-
Notifications
You must be signed in to change notification settings - Fork 4
Description
Plan: Add Local Model Support for vLLM Integration
Overview
Add support for running benchmarks on local models hosted via vLLM (or other OpenAI-compatible servers like Ollama, LM Studio). This will enable testing local models alongside cloud providers using the same benchmark infrastructure.
Implementation Strategy
Use the OpenAI-compatible API pattern (same approach as sciCORE) to minimize code changes and maximize compatibility.
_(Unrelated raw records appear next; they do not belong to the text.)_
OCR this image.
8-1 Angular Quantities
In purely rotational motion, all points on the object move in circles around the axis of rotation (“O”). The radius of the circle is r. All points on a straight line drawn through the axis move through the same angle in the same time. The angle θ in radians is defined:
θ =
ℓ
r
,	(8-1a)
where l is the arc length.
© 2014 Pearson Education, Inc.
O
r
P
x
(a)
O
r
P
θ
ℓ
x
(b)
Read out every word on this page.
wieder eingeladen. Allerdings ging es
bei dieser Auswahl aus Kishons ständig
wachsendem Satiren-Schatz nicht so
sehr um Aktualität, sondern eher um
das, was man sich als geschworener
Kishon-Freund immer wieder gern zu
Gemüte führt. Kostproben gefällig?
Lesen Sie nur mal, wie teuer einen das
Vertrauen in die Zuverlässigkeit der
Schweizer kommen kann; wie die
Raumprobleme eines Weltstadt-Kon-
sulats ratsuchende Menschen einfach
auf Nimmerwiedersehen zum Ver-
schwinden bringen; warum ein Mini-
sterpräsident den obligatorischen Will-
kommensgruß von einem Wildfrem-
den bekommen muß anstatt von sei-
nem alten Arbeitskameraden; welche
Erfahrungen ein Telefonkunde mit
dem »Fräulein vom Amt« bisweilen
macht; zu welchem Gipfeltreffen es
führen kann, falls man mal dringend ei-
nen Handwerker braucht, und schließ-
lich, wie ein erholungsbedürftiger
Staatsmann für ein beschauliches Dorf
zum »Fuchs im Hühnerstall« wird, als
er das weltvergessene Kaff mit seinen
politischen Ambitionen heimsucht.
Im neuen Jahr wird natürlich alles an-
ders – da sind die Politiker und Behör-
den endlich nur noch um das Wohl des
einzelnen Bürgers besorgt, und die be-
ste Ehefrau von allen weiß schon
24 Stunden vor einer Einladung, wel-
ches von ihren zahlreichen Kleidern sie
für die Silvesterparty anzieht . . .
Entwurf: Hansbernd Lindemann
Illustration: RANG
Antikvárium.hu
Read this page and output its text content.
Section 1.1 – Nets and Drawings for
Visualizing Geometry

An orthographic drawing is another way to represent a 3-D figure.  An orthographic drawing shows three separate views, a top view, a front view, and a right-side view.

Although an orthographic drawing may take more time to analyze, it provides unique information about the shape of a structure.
Step 1: Add 'local' to Supported APIs
File: scripts/simple_ai_clients.py
Action: Update SUPPORTED_APIS list (lines 18-23)
SUPPORTED_APIS = ['openai',
'genai',
'anthropic',
'mistral',
'openrouter',
'scicore',
'local'] # Add thisStep 2: Implement Client Initialization
File: scripts/simple_ai_clients.py → init_client() method (after line 83)
Action: Add initialization block for local provider
if self.api == 'local':
import os
base_url = os.getenv('LOCAL_API_URL', 'http://localhost:8000/v1')
api_key = self.api_key if self.api_key else 'not-needed'
self.api_client = OpenAI(
base_url=base_url,
api_key=api_key,
)Notes:
- Reads base URL from environment variable (default: vLLM's standard port)
- API key optional (many local servers don't require authentication)
- Works with vLLM, Ollama, LM Studio, etc.
Step 3: Implement Prompt Method
File: scripts/simple_ai_clients.py → prompt() method (after line 273)
Action: Add request handling for local provider
if self.api == 'local':
workload_json = [{
"role": "user",
"content": [
{"type": "text", "text": prompt},
]
},
{
"role": "system",
"content": self.gpt_role_description
}]
for img_path in self.image_resources:
with open(img_path, "rb") as image_file:
base64_image = base64.b64encode(image_file.read()).decode("utf-8")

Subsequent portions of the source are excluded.